At a first (mathematical) level this is an easier paper in the list, because it relies on linear algebra and normal conditioning. Of course, this is not the reason why Bayes Estimates for the Linear Model is in the list and how it impacted the field. It is indeed one of the first expositions on hierarchical Bayes programming, with some bits of empirical Bayes shortcuts when computation got a wee in the way. (Remember, this is 1972, when shrinkage estimation and its empirical Bayes motivations is in full blast…and—despite Hstings’ 1970 Biometrika paper—MCMC is yet to be imagined, except maybe by Julian Besag!) So, at secondary and tertiary levels, it is again hard to discuss, esp. with Kaniav’s low fluency in English.
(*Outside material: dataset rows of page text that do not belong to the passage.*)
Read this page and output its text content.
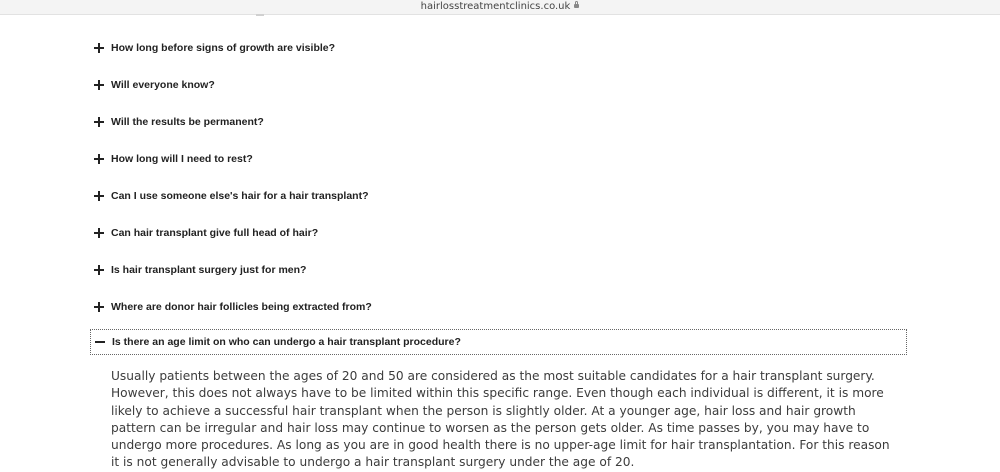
hairlosstreatmentclinics.co.uk
How long before signs of growth are visible?
Will everyone know?
Will the results be permanent?
How long will I need to rest?
Can I use someone else's hair for a hair transplant?
Can hair transplant give full head of hair?
Is hair transplant surgery just for men?
Where are donor hair follicles being extracted from?
Is there an age limit on who can undergo a hair transplant procedure?

Usually patients between the ages of 20 and 50 are considered as the most suitable candidates for a hair transplant surgery. However, this does not always have to be limited within this specific range. Even though each individual is different, it is more likely to achieve a successful hair transplant when the person is slightly older. At a younger age, hair loss and hair growth pattern can be irregular and hair loss may continue to worsen as the person gets older. As time passes by, you may have to undergo more procedures. As long as you are in good health there is no upper-age limit for hair transplantation. For this reason it is not generally advisable to undergo a hair transplant surgery under the age of 20.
For instance, a major concept in the paper is exchangeability, not such a surprise given Adrian Smith’s translation of de Finetti into English. But this is a hard concept if only looking at the algebra within the paper, as a motivation for exchangeability and partial exchangeability (and hierarchical models) comes from applied fields like animal breeding (as in Sørensen and Gianola’s book). Otherwise, piling normal priors on top of normal priors is lost on the students. An objection from a 2012 reader is also that the assumption of exchangeability on the parameters of a regression model does not really make sense when the regressors are not normalised (this is linked to yesterday’s nefarious post!): I much prefer the presentation we make of the linear model in Chapter 3 of our Bayesian Core. Based on Arnold Zellner‘s g-prior. An interesting question from one student was whether or not this paper still had any relevance, other than historical. I was a bit at a loss on how to answer as, again, at a first level, the algebra was somehow natural and, at a statistical level, less informative priors could be used. However, the idea of grouping parameters together in partial exchangeability clusters remained quite appealing and bound to provide gains in precision….

4 Responses to “reading classics (#3)”

1. So well rounded is your classic series…

• Thanks! Even though this sounds paradoxical, I should change the “classics” every year, though…

• Perhaps just call it classics in Bayesian statistics, or the like–

• I do not think this is only for Bayesian statistics, you’re welcome to suggest additions!